The GA Hope scholarship (and the TN version) both concentrate the money to students with good GPA's and potential. The NY bill is going in the opposite direction and giving money to anyone that can meet the minimum requirements of the schools.

Possibly, the low hanging fruit are not those with already-demonstrated adherence to effort normally required for a good GPA.

Maybe better returns can be had at the 1st or 5th or 60th percentiles than the top 1.

Do we need to find the next Einstein, or would the economy be better served by an army of middling accountants, programmers, and better-educated hairdressers? The answer really could be option A. But I do not think so for the case of the USA.

It is different when the choice is "post secondary for the brightest 5000 in the nation or get another 100,000 up to grade 8 level", and what you really really need is someone who can properly administrate a billion dollar procurement and rollout. Maybe in a democratic system with 100,000 grade 8 graduates, there will be more pressure on the few with major capacities, that better outputs will be produced.

But the point is that in some countries you might defend reduced concern for young children not getting basic schooling in order to afford training of upper cadre.
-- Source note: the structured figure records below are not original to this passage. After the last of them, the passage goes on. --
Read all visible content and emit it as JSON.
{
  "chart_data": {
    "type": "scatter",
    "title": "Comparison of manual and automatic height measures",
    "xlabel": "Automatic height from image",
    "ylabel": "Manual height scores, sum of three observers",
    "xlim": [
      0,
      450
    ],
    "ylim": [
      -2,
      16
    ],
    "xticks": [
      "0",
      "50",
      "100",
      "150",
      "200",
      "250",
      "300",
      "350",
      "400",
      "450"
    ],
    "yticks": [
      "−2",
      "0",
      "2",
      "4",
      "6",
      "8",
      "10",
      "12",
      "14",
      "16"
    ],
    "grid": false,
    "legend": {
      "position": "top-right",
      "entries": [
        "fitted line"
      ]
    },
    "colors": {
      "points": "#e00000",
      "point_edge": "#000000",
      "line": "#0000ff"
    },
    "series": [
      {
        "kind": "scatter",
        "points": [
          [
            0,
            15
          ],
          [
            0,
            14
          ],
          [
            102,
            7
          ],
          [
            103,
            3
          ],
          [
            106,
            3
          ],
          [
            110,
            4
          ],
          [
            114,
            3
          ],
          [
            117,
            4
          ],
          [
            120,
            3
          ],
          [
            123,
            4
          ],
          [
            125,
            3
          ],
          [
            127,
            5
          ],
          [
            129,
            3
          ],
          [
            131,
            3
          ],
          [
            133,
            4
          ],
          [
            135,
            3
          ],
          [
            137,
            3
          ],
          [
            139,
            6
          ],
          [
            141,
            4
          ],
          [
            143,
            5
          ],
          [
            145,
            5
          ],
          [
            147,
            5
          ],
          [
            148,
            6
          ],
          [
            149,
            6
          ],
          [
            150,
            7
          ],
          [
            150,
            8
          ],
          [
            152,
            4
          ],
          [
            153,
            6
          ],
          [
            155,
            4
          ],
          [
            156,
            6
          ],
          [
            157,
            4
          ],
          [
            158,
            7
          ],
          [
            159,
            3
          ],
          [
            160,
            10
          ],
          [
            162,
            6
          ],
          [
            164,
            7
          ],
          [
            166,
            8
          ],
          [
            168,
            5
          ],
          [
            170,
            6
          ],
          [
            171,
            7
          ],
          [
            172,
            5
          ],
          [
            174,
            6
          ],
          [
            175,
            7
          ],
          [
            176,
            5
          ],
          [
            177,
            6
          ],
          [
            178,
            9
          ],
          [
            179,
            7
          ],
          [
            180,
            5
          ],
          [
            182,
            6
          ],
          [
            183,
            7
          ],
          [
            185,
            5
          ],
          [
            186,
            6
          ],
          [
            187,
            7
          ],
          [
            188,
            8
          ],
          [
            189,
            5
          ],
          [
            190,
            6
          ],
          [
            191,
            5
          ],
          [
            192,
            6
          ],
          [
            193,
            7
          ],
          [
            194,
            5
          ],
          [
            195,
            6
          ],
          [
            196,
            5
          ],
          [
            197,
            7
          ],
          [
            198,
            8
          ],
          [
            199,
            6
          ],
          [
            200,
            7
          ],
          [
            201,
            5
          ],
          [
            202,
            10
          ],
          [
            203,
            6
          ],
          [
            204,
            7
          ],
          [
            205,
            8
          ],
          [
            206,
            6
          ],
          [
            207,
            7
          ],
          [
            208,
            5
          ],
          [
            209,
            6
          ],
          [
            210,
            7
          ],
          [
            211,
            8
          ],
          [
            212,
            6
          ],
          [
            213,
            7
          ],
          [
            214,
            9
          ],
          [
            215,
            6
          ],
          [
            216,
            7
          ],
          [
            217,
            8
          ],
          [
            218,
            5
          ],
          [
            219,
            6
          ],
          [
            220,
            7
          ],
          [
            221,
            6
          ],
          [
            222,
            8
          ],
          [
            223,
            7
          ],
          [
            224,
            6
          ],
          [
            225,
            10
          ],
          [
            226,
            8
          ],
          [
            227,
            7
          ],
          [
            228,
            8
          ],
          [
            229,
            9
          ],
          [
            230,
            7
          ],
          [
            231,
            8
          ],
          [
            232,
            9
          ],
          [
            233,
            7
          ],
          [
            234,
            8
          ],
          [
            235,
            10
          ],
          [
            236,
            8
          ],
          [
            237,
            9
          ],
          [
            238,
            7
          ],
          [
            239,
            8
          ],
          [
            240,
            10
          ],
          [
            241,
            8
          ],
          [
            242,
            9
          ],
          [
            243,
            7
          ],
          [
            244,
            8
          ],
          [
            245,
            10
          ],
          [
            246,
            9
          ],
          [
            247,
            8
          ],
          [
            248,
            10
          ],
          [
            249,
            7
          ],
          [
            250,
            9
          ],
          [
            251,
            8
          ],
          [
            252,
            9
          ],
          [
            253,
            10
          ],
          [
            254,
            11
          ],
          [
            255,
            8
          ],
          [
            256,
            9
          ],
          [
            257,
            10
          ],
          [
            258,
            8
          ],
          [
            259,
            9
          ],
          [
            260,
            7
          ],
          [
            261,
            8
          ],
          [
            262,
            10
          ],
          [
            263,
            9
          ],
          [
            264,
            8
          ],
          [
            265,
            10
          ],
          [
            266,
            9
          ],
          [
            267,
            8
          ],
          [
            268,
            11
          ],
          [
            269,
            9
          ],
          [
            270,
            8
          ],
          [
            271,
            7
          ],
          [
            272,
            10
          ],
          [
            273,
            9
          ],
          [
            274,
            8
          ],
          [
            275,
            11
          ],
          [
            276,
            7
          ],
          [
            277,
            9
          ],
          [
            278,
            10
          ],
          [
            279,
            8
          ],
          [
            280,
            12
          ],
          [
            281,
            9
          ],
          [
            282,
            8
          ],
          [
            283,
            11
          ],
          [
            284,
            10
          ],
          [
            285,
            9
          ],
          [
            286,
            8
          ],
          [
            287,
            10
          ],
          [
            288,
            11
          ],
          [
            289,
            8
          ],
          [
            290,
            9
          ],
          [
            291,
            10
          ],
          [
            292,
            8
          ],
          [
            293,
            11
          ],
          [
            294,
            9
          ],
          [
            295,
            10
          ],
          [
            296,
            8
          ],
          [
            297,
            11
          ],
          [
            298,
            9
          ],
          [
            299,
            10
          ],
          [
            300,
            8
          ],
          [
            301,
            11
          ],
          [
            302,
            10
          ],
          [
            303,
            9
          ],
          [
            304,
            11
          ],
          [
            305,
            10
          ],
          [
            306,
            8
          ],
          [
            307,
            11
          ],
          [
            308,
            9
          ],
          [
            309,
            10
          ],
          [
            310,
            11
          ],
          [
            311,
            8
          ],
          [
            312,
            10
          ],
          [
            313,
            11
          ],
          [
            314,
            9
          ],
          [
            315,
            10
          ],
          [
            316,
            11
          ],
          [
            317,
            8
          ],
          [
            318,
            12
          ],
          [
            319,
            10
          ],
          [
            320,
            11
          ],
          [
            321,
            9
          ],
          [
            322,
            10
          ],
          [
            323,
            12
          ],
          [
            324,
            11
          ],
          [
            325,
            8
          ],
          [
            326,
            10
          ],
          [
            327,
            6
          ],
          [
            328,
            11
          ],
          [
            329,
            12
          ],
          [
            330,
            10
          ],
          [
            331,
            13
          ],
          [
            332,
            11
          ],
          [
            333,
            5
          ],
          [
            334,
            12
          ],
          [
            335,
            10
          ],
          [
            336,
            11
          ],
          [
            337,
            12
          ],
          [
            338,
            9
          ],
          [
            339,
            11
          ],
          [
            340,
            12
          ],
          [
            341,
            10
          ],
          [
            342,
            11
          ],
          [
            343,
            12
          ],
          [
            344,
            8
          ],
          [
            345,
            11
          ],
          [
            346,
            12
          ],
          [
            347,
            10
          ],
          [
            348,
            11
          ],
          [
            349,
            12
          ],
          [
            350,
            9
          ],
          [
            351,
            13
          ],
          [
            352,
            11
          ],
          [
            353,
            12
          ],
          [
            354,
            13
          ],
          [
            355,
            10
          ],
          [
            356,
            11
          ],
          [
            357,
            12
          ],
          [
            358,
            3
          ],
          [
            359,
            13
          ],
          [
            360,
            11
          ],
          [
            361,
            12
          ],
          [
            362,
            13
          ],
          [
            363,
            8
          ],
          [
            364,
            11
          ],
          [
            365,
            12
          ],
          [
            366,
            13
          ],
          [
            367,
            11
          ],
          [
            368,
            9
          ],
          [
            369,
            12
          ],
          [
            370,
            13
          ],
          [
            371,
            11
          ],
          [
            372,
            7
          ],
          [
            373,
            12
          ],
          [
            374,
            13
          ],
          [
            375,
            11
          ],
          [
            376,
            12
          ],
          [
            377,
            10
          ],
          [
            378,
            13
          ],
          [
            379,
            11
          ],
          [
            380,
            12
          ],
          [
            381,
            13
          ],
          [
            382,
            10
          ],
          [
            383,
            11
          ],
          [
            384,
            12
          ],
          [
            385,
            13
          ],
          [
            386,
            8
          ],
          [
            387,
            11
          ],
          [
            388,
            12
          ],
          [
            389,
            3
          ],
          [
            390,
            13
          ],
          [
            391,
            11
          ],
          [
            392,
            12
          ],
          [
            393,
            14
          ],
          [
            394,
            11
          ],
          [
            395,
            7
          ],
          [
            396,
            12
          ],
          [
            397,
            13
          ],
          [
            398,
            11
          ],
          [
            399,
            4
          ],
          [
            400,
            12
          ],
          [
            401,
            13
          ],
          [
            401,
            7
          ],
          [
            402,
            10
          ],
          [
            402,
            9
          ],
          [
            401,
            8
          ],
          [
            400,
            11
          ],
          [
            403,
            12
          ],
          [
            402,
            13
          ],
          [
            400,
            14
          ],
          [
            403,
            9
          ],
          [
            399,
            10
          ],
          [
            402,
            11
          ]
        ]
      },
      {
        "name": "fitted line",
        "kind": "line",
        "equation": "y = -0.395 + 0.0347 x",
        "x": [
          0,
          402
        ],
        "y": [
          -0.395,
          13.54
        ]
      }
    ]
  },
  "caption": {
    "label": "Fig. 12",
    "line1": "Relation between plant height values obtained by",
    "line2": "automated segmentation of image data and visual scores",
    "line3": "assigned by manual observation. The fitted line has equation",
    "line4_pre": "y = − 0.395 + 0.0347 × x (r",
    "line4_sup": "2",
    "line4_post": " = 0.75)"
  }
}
AND, that this is not the situation in the USA. The low hanging fruit are not likely to have high GPA at present.

Sumner's comments on United are silly. They amount to blaming the passenger for United's stupidity.

"We must obey our corporate masters."

On #2, of course "placebo politics" is the best us "deplorables" can ever hope for. There never was a chance Trump was going to achieve anything of real importance for us, save being not as bad as Hillary. No matter who we vote for, we get the same thing, the same betrayal as the "Republican elites" gave us. There's nothing we can do.